Energy prices have steadily risen in recent years, but plant prices have not always kept pace. Lopez says the cost of natural gas more than doubled in the last decade, while the wholesale price of a poinsettia, for example, increased from $4.21 to $4.61–only about 10 percent.

“What we have seen over the past few years is that some growers shut down over the winter to save money on heating costs,” he says. “There’s also a temptation to lower their greenhouse temperatures.”

Instead of shutting down, he suggests growers use energy curtains that serve dual purposes. The curtains can trap heat generated during the day by being drawn over the plants like a ceiling when the sun goes down. They also are useful in the summer to provide shade when it gets too hot.

If energy curtains aren’t in your budget, another good idea is to insulate the north side of a greenhouse. Lopez says it’s the side that gets the least amount of light. So insulating it won’t cost much in terms of sunlight, but could save money on heating.

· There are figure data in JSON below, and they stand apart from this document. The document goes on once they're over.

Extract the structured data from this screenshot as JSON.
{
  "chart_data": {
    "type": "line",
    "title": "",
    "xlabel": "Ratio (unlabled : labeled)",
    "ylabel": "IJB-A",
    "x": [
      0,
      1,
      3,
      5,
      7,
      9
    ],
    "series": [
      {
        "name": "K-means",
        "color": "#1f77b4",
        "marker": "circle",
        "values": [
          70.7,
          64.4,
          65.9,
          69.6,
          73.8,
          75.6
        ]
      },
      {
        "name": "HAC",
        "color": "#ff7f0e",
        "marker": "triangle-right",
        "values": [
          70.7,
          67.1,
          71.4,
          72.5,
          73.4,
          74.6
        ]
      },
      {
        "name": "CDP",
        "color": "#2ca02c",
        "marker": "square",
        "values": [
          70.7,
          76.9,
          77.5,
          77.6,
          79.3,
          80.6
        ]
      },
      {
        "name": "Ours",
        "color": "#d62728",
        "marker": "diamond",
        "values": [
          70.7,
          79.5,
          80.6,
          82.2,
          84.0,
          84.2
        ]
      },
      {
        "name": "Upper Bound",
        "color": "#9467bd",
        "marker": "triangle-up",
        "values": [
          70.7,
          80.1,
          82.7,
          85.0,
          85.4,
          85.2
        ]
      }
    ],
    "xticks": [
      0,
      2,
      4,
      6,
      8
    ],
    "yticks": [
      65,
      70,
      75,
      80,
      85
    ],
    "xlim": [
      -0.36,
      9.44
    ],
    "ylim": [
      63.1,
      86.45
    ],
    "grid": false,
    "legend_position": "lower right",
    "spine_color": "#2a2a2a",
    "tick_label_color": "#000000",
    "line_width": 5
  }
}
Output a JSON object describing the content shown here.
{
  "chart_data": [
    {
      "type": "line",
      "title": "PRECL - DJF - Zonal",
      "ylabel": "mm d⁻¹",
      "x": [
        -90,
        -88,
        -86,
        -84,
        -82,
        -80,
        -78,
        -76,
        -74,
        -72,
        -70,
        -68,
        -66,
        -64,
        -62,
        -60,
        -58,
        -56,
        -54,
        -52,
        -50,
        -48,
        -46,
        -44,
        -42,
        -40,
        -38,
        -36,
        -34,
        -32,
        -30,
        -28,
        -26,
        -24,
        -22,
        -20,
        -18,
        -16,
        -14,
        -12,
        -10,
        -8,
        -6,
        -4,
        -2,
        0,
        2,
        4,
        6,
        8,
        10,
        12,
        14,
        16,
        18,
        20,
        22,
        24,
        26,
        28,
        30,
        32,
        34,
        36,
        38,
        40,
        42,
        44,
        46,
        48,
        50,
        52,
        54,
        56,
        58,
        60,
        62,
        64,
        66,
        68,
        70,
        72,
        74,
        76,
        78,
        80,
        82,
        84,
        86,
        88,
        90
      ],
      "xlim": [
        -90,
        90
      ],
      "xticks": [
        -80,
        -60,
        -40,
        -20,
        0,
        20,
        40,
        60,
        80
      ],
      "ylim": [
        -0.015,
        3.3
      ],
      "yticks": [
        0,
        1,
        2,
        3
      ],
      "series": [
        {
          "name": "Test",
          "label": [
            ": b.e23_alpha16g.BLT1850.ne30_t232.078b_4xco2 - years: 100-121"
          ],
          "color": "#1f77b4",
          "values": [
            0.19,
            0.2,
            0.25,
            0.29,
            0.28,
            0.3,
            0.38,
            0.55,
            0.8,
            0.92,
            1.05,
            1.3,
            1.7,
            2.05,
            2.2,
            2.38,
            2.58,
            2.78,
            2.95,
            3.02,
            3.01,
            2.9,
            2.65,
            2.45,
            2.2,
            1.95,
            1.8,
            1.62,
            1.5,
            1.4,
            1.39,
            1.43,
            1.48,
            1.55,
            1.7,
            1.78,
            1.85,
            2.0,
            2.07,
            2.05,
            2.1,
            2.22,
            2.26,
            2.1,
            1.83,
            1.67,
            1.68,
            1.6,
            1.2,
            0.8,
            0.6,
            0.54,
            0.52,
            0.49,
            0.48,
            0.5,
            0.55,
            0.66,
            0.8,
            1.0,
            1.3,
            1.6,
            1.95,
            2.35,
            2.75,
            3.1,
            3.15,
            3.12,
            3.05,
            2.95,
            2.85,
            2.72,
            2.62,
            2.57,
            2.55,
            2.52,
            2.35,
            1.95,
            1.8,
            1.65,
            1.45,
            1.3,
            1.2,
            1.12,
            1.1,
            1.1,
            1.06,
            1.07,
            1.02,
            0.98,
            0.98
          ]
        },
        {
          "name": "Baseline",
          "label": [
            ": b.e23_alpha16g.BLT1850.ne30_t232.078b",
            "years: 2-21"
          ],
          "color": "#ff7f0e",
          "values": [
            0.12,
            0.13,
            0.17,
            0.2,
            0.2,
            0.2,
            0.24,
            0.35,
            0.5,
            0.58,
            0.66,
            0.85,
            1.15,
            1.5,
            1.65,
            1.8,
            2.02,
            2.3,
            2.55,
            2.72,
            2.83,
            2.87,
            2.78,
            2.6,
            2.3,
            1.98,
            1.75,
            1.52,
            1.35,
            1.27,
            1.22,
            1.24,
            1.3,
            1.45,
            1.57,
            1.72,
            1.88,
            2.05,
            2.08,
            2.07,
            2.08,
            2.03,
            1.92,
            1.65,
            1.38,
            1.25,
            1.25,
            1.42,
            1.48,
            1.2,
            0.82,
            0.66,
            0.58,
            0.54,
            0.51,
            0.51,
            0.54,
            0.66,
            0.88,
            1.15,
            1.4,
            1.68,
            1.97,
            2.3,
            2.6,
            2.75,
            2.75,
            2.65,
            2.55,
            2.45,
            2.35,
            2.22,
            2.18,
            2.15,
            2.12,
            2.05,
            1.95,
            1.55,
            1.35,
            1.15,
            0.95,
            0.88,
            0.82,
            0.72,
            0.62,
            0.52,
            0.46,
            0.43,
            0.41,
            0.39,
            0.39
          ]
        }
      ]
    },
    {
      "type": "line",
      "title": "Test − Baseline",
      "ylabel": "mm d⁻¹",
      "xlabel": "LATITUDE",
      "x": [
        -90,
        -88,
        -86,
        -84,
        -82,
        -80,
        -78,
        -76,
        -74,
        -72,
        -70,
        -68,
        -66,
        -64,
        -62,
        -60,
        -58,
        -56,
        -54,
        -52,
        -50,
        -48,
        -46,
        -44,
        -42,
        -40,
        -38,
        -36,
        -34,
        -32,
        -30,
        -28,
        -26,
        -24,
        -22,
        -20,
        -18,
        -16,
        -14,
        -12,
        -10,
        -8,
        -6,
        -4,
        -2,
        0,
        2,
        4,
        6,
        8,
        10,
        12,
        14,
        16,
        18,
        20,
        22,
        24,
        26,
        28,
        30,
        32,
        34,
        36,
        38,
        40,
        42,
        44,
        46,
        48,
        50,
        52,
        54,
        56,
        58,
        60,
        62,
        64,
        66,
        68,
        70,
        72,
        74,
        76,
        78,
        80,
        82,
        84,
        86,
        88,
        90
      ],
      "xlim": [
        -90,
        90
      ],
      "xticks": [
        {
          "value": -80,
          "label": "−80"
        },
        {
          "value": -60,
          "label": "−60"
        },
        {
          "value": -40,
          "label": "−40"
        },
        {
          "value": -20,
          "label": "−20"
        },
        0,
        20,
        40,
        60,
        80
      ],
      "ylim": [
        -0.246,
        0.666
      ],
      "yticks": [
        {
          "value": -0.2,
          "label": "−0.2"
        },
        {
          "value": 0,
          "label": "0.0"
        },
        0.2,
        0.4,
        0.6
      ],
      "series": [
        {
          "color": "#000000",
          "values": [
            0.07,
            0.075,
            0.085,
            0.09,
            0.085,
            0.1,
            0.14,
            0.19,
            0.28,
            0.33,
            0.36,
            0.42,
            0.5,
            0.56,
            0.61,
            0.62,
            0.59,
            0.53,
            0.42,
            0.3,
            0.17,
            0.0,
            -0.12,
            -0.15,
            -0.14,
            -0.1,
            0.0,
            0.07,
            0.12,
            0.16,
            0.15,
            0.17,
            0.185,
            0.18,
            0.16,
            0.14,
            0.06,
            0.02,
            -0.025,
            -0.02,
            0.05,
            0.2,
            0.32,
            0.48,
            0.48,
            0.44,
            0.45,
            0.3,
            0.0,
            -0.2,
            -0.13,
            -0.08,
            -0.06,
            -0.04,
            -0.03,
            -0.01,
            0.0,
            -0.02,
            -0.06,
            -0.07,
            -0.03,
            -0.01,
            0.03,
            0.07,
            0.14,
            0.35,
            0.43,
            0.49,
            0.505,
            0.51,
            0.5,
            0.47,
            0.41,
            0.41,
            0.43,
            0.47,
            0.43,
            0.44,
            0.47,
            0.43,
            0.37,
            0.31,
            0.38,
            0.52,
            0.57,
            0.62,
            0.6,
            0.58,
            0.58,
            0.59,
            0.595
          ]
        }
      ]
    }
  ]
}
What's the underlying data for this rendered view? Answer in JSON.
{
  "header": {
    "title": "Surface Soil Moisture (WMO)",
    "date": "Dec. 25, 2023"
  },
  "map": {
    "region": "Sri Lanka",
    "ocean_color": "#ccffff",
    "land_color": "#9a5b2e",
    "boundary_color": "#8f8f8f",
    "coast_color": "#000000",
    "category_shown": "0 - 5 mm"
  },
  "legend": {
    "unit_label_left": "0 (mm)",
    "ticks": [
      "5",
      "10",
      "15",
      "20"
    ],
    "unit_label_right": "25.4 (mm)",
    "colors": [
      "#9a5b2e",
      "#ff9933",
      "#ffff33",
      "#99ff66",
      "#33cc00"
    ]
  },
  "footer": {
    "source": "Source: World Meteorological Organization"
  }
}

Growers also could look for varieties that grow at cooler temperatures. Lopez says that could allow growers to lower temperatures in their greenhouses without affecting plant development.

Other options include finding other growers in the area to buy fuel collectively, as well as searching for grant funding through the U.S. Department of Agriculture to purchase an energy-efficient heating system.

“It’s a great tool to have,” Lopez says. “It saves a tremendous amount of energy.”